Praesent Now may be the best time to gauge exactly where you
are in the home financing cycle. It's always good to step
back and look at the entire financing picture—where
you've been, where you intend to go and where you'd like to
be in five years. Homestore.com has discussed this "home
finance check up" with a number of finance and housing
experts to determine the five best home finance moves you
could make right now. Some suggestions:
Best Move Number One: Wake Up and Smell the Green
Assess where you are today financially speaking, and where
you'd like to be in five years. Start by getting a detailed
picture of how much you are spending to maintain your lifestyle,
where you want to be several years down the road and how you
expect to achieve that. Make sure you have checked your credit
report at least once in the past six months. Examine your
credit report carefully to make sure no one else has requested
credit in your name and closed accounts you no longer use.
This will prepare you for the future should you decide to
refinance or trade up to a newer, larger home.
Best Move Number Two: Take Advantage of the Rise in Home Values
Lisa Mihailuk, senior vice president at Countrywide, one of
the nation's largest mortgage operations, notes that savvy
individuals can use additional equity built up in their homes
to pay off high-interest credit card debt or to modernize
their current home. "In recent years, some homes that
were valued at $85,000 are now worth $95,000. People can tap
into that equity to pay off credit card debt or make improvements,"
says Mihailuk. Not only that, but interest on credit card
debt is not deductible while mortgage interest is.
Best Move Number Three: Play It Smart When Refinancing Your
Mortgage
Before you sign up for a refinance deal, first talk to at
least three financial professionals: a direct lender such
as a bank, an experienced mortgage lender and a mortgage broker.
All have advantages.
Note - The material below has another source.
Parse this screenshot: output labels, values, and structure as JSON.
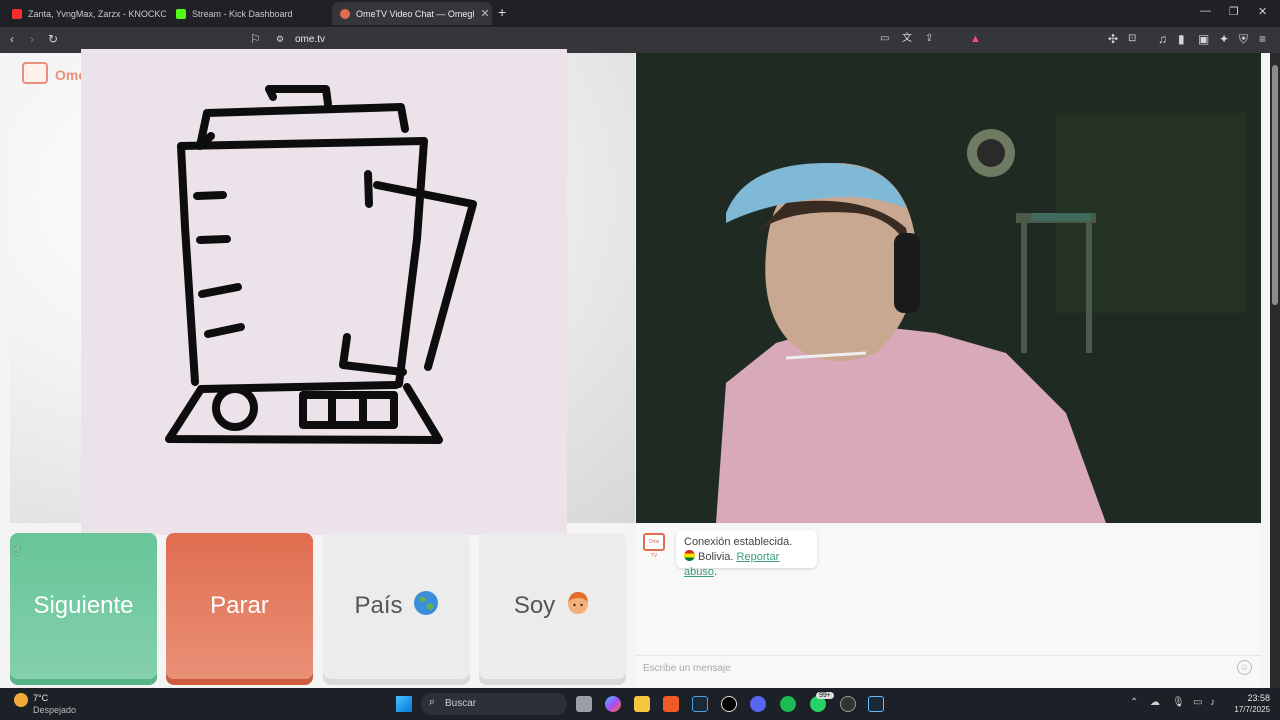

The direct lender may offer lower rates
because it doesn't have to share fees. And a mortgage banker
can act quickly; if he or she likes the loan application,
they can make a commitment immediately. Last, don't overlook
a mortgage broker, since they represent 50 or more lenders
and can shop the loan around.
Best Move Number Four: Seek No-cost Refinancing
The reason? "Any loan fee you pay has to be amortized
over the life of the loan," says noted real estate broker
and syndicated columnist Bob Bruss of San Francisco. "Say
you pay a $1,000 loan fee or points for a refinance,"
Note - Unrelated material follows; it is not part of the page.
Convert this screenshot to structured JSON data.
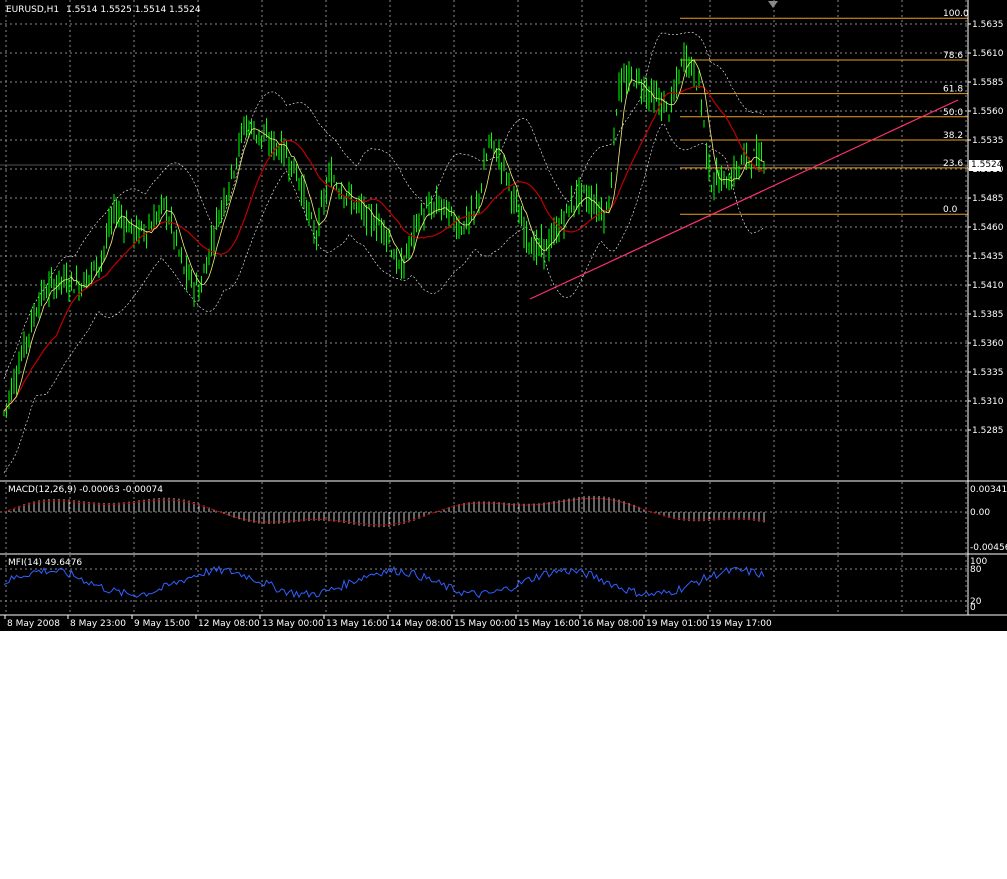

he continues, "that has to be amortized over the life
of the loan, which can be about $33 a year on a 30-year mortgage.
Instead, pay a little higher interest rate and get a no-cost
loan where you don't have to pay title insurance, credit report
and appraisal fees out of your own pocket. It may be at a
little higher interest rate—7.12% instead of 7% —but
it will all be deductible."
Best Move Number Five: Renovate Rather Than Relocate
With the economy going through an uncertain phase, now may
not be the best time for a move. If it isn't, don't deny yourself
creature comforts. If you want that gourmet kitchen, then
go for it —finance the renovation through a home equity
loan. By using an equity line of credit, you can deduct the
interest on your income tax. But check with your real estate
professional to make sure that the improvements you make will
add value to the home.
Duis Five Worst Home Finance Moves.
DonecNobody's perfect. Sometimes we make inadvertent mistakes
even when we have the best intentions. But good intentions
may yield some bad decisions when it comes to your personal
finances. For homeowners, or even those who want to buy a
home someday, here are the five worst mistakes you can make.
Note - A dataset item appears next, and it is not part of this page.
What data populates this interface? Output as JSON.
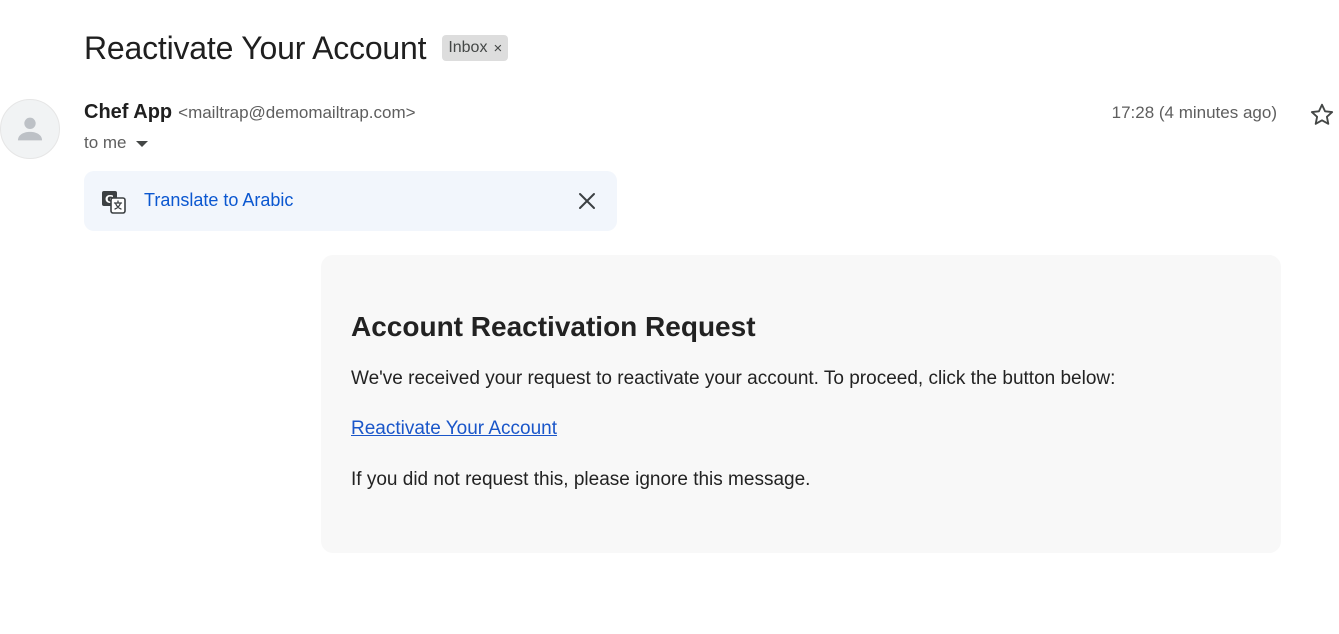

Worst Move Number One: Not Keeping Your Financial House in
Order
There are a few simple things you can do to keep your finances
in good condition. Among them:
* Check your credit report twice a year.
* Make sure your will is updated.
* Is your insurance protection updated? Do you need more insurance?The
last one is a biggie. It's very important that you have enough
insurance to protect your dependents and income—to say
nothing of your home—in case of death or disability.
Also, keep in mind that you can save several hundred dollars
a year on homeowner's insurance and renter's insurance by
shopping around. Compare rates.
Worst Move Number Two: Thinking the Good Times Will Last Forever
As the stock market has shown, what goes up must come down.
So start tightening your belt now, just in case. Control impulse
buying by using shopping lists and sticking to them. Avoid
going into debt to support a lifestyle you cannot afford and
never borrow money to spend. (That can mean taking out a loan,
or even using a credit card to buy something you don't have
money for today.) Remember: If you want to buy a bigger house
tomorrow, you've got to plan now.
Worst Move Number Three: Failing to Be Charitable
Charitable deductions can add up to tax savings later on and
now is the time to take them. Storing an old printer or monitor
in the basement? Donate it. It might be worth several hundred
dollars to a charitable organization. And you get to take
the deduction on April 15.
Worst Move Number Four: Refinancing Too Large an Amount
Edith Lank, syndicated columnist and author of "The Homebuyers
Kit" and "The Homeseller's Kit," says one of
the worst home finance moves "is falling for those offers
to mortgage your home for 125% of its value—and there's
a new one just out for 105% from a reputable bank that should
know better." The noted financial and residential real
estate author cites several reasons for such refinance deals
being a worst move: "You probably pay high interest,
and the Internal Revenue Service (IRS) lets you deduct only
the interest paid on the actual value of your home. [In the
end, such] risky, financial problems could result in loss
of your home."
Worst Move Number Five: Getting a So-so Refinance Rate
Shop around. You may think it's easier to work with your existing
mortgage lender but in most cases your lender will require
the same documentation that others do. Your current lender
will still have to verify your employment income and the like.
So it might pay to talk to other lenders as well.